The Focus Group

What happens if you mix a debate with a role-play?

I’ll do my best to avoid being too political in this post, but I think we should all agree, here at the outset, that there is no shortage of opinions in the world today.  It certainly feels like various views (however fact-based they may be) are also becoming much more emotionally charged than maybe they have been in the past; at least it certainly seems like rational and meaningful debate is in increasingly short supply.  I was looking for a way I could exploit some of this … erm … enthusiasm in the ELT classroom without it ruffling too many feathers.  Can it be done?


  • agreeing and disagreeing
  • presenting opinions with varying degrees of emotion
  • critical reading and thinking skills
  • empathy and seeing others’ viewpoints
  • learner autonomy


  • Level (CEFR High B2-C2)
  • Ages 12 yrs. and older


I’ve tried lots of different experiments with EFL debating in the past.  For younger ESL learners, they are fantastically beneficial and even though they don’t necessarily practice a particularly authentic situation, a lot of the sub-skills speakers use are easily transferable to other contexts.  The only problem was that it always seemed to be dominated by the more opinionated students.  Even when I imposed a more strict Oxford debate-style format, there were inevitably outspoken individuals that managed to take over.

So when we had a teacher-training day last week, and a colleague presented his action research about merging debates with role-plays, I listened with great interest (grazie di tutto, Stefano!).

The following activity works better if it is repeated a number of times.  This has several benefits: a) through repetition, the students become more accustomed to the format and practicing the language. b) all students get the opportunity to do the research task.  For a class of twelve, I would arrange one of these debates a week (30mins) so that over the period of the semester, all the students had the chance to do the research part and also play a range of roles.

Ideally, these themes need to be linked with whatever topics are covered in the book.  This gives the added bonus of providing a forum for vocabulary to be recycled in a natural an meaningful context.

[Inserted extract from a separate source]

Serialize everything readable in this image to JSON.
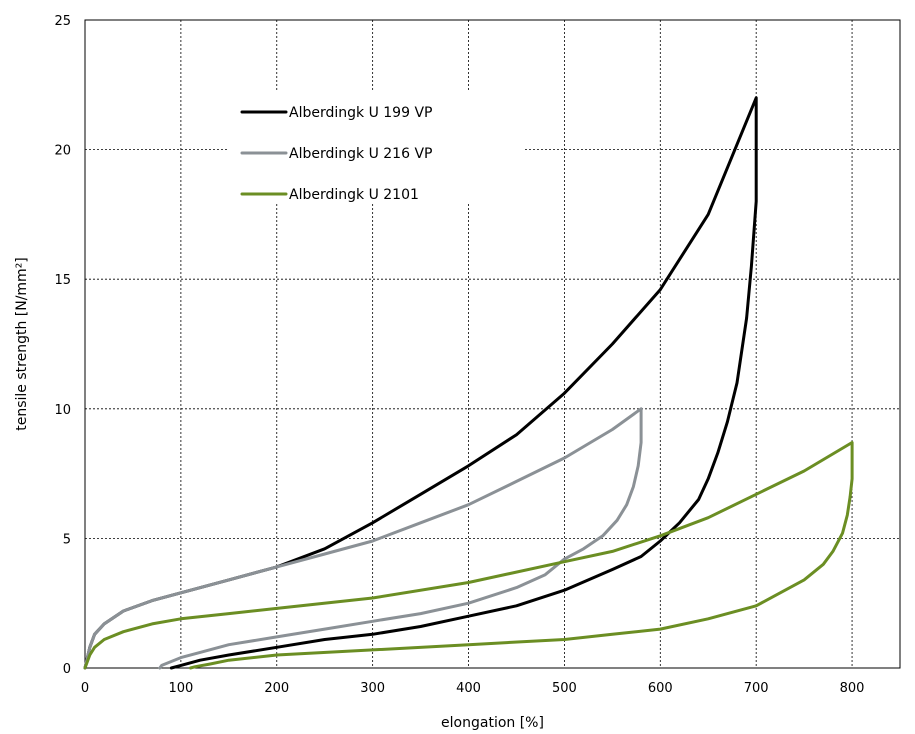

For the purposes of explaining the task, I’m going to go with the idea my colleague presented, which was “How should young offenders be punished?”

You will need per class:

  • a relatively complex and moderately controversial topic
  • pre-prepared roles of stakeholders (i.e. police officer, crime victim, young offender, social worker, parent, judge, prison officer, etc.)
  • a homework research task
  • 10 minutes to set the homework task in a previous lesson.
  • 20-30 minutes of class time for the debates (inc. feedback time)
  1. Ideally towards the end of a class, explain that you will be doing a series of debates in class and that everyone is going to do some research to prepare for the task.  All students can research if they wish, however, 3 experts will be given the research handout and they will be the ‘experts’ in the next lesson, during which they will have to present the topic (5-10 minutes) and moderate the debates.
  2. Next lesson, allow the experts to present their research.  Help them introduce and elicit/pre-teach important vocabulary.
  3. Present the debate topic in more concrete terms.  e.g.”There should be a zero tolerance approach to young offenders.  They should be imprisoned like normal criminals.”
  4. Split the other groups into pairs/threes (depending on numbers) and issue each group a role card.  They have 5 minutes to work together and brainstorm how someone in this position might feel. Discourage students from being too stereotypical in their interpretation of the role.  Try and get them to imagine how they would feel if they were put in such a situation.  During this phase, the experts float around helping the other groups with language and pointing them in the right direction if necessary.
  5. Depending on how many experts you have present (i.e. 2 or 3), divide the other students into larger groups, making sure that there roles are well mixed.
  6. Experts mediate the discussion.  It may be helpful to have a talking ball (or something else to hold) to make it clear who has the right to speak at each time.  This will avoid too many interruptions and encourage more structured turn taking.  Set a clear time limit for the debate.  At the end of the time, each group can vote for an outcome.  It’s up to you if you get them to vote with their conscience (i.e. from their own viewpoint) or get them to stay in their roles.
  7. (optional)  this can be a really great lead-in for a writing task.  It works well with both essays, reports and articles.


The Focus Group is really useful for secondary learners.  It gets them thinking about other people’s opinions and also diffuses some of the antagonism that can sometimes come out of these debates.  Because students aren’t necessarily sharing their own views, the dynamics are a little more equitable.  I was really impressed with my colleagues idea and I’ve made it a routine element of this semester’s course for my advanced learners.  Give it a try and let us know how it goes!